Dark side of the Rainbow Nation

The under-belly of South African society is unlikely to be given the spotlight over the next month, says Fiachra O Cionnaith.

Dark side of the Rainbow Nation

YESTERDAY, within the glorious confines of Johannesburg’s Soccer City stadium, the football world basked in the warm glow of its four-year high.

But what happens on the pitch over the next month is not the entire story. In the shadow of the huge stadiums taking centre stage, a different side to the host nation will be quietly ignored.

To mark the start of World Cup 2010, the Irish branch of Amnesty International has given the Irish Examiner a dossier of civil and human rights concerns occurring in South Africa on a daily basis.

Amnesty says violent crime is rife in South Africa, which has one of the world’s highest murder rates – a growing proportion of which is being focussed against migrant groups.

In the first five months of 2010, at least a dozen incidents involving shop looting, assaults and other attacks against Zimbabweans, Somalis and Ethiopians were officially recorded.

“Migrants and refugees are perceived by some as competing for jobs, housing and economic opportunities, and become targets if violence during protests,” Amnesty has warned.

During a visit to some of the largest cities in the country in March, the group detailed repeated “unlawful police conduct” where officers publicly stated there were “cleaning up the streets in preparation for the World Cup”.

At this time, it noted that informal shelters and houses of homeless people and migrant workers were destroyed, with individuals arbitrarily arrested and released on condition they leave the city. In one case, police raided the Central Methodist Mission in Johannesburg where “several thousand” Zimbabwean refugees were sheltering.

In another case at the same facility in July 2009, a number of those arrested said they were beaten, pepper-sprayed and “shocked with electric stun guns.”

During a cabinet meeting last week, the South African government agreed to establish an “inter-ministerial committee” to give “urgent attention to the indications of possible large-scale xenophobic violence”.

Amnesty International has welcomed this move, albeit with a hint of realism.

In a country where cases of rape increased from 44,751 in 1994/5 to more than 55,000 last year, where there is an annual average of 21,000 murders in a 47 million population, and where petty theft and car-jacking is on the rise, it is unclear if protecting minority groups will be the main agenda.

The fact that the country will be viewed globally for the next month might be considered to be as good a reason as any for those in power to clean up their act.

But, instead, the government appears more focussed on “cleaning up the streets”, Amnesty has said.

Under municipal regulations created in compliance with the World Cup tournament cities requirements, police are expelling street traders from exclusion zones around the venues – preventing them from returning to their homes for a month.

Due to the “controlled access sites” laws, any breach of these new rules will lead to fines of up to 10,000 rand (€1,100) or six months in prison.

Considering the socio-economic challenges still facing the country, Amnesty has warned of the damage such a policy could cause.
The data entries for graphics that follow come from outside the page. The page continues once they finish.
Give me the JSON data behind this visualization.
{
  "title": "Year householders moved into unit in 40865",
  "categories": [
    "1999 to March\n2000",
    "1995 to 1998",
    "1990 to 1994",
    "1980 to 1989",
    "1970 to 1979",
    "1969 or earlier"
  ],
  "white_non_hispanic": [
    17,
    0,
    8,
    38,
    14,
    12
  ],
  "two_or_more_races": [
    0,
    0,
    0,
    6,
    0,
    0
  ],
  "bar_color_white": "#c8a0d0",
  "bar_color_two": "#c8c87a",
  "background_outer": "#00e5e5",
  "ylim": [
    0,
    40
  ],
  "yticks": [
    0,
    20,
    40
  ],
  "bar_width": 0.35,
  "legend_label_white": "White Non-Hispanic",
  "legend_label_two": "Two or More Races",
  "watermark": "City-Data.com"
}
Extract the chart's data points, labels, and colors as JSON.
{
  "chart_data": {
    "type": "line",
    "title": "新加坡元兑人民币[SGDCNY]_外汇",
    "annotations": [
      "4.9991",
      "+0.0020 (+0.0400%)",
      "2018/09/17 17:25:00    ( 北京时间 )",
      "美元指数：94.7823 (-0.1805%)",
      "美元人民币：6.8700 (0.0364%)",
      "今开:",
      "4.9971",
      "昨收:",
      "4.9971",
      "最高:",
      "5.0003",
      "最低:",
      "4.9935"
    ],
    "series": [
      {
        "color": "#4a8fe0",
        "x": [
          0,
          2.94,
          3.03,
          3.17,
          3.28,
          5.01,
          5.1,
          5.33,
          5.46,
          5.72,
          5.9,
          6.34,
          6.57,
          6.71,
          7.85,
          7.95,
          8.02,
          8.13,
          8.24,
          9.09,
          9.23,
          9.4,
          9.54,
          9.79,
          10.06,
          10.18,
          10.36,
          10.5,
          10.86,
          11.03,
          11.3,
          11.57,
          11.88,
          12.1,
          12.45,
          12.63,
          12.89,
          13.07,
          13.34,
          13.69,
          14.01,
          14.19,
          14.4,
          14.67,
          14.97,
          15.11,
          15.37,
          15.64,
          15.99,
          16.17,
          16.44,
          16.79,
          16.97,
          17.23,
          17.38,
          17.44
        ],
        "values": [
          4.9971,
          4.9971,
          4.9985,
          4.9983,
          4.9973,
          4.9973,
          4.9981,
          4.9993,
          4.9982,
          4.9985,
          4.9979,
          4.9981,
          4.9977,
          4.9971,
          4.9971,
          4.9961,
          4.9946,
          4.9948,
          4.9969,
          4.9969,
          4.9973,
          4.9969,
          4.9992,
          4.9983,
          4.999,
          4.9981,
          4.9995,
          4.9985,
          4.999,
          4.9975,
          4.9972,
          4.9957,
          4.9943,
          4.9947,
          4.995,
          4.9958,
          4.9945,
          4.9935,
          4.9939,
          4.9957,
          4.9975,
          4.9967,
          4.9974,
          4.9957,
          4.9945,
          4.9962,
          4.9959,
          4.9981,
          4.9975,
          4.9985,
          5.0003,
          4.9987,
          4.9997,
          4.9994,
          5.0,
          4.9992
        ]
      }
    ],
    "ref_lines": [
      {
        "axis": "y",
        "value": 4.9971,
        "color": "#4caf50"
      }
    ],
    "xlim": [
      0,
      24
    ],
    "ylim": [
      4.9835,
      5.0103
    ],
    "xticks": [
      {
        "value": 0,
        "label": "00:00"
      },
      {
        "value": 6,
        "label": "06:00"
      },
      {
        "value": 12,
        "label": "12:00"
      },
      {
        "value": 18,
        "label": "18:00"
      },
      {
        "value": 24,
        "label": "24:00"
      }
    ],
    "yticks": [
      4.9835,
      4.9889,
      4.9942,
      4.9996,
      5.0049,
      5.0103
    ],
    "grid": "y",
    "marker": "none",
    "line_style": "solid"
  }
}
“The requirements under the FIFA by-laws which create extensive exclusion zones for informal economic activity are particularly prejudicial in the context of a country where a large group are total reliant on the informal sector economy for their survival,” it said.

For many disenfranchised South Africans, 16 years after the country finally threw off the shackles of apartheid and embraced a new era of togetherness spurred on by the rugby World Cup success the following year, the Rainbow Nation is falling far below expectations.